How ironic this will be, especially when it is recalled how we used to mock those who ran the shop back in the 1960s. For the people in control these days are far more grotesque than the old guard they replaced.
Pete Townsend most certainly knocked the nail on the head all those years ago when he memorably sang “meet the new boss, same as the old boss”.
The new incumbents swagger, swear, crack unfunny jokes and play to the politically-correct gallery. But as Townsend also wrote, some of us won’t get fooled again.
For I have this feeling that the public’s relationship with Ross will never be the same again. And even though he’s coming back, something tells me his days are numbered.
Britain is in the throes of a downturn. Thousands are losing their jobs and having homes repossessed. Who wants to watch some fat overpaid presenter laugh at them every Friday night?
When the phone harassment story broke, a former 1980s ‘alternative’ comedian wrote a gushing love letter, masquerading as an article in the increasingly silly Independent newspaper, to Russell Brand, a man who rose without trace and has thankfully sunk with equal ease.
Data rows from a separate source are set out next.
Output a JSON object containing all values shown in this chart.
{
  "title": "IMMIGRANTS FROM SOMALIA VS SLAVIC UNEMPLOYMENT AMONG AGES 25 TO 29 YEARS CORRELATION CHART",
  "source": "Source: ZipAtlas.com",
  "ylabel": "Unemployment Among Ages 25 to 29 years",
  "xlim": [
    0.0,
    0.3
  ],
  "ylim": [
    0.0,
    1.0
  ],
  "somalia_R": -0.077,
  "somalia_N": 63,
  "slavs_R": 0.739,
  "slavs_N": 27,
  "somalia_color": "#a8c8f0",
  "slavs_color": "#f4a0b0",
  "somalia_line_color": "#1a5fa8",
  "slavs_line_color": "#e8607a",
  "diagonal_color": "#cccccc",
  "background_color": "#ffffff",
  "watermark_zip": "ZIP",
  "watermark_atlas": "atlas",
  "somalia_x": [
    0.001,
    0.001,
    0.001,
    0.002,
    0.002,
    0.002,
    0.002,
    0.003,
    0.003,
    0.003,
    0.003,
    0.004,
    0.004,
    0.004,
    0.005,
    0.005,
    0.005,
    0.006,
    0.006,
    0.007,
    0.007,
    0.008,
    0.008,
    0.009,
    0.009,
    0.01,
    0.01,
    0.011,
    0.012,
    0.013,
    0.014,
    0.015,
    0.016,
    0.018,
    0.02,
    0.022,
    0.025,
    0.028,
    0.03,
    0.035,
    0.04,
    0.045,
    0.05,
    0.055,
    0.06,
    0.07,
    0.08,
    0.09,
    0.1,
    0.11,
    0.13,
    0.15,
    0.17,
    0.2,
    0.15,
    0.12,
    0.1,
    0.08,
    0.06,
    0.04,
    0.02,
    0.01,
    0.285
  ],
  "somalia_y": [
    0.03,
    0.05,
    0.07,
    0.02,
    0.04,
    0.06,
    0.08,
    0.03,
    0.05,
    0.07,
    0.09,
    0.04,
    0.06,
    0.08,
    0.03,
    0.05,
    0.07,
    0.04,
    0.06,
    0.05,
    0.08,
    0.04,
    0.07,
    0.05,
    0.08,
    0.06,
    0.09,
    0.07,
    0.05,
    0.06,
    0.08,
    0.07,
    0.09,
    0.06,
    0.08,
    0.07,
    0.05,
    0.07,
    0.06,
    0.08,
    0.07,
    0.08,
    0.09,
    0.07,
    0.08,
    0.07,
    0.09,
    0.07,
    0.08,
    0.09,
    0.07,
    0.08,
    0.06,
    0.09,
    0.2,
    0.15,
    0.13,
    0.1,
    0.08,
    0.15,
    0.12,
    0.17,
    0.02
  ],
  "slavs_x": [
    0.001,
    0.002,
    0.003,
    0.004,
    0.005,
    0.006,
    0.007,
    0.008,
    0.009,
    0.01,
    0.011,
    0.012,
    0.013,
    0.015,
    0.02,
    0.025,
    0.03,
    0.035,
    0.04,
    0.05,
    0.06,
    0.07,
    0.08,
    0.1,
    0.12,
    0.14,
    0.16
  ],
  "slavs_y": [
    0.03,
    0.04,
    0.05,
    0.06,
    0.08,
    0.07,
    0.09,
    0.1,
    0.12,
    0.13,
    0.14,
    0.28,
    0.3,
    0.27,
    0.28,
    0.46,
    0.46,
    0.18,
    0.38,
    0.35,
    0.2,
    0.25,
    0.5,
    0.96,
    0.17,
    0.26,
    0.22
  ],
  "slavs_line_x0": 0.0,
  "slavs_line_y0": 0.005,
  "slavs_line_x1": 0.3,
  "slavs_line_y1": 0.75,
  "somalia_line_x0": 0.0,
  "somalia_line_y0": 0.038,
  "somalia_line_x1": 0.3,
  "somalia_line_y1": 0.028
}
My view? Good riddance to the idiot.
Ross and Brand were extremely lucky to escape being charged with a criminal offence, a fact that has been almost universally overlooked. As the pundits agonised over issues of taste, no one – as far as I could see – pointed out that making obscene phone calls is against the law.
In the case of these two individuals, the victim of their abuse was an old man who had once been a victim of the Nazis.
No one should ever, ever forget that.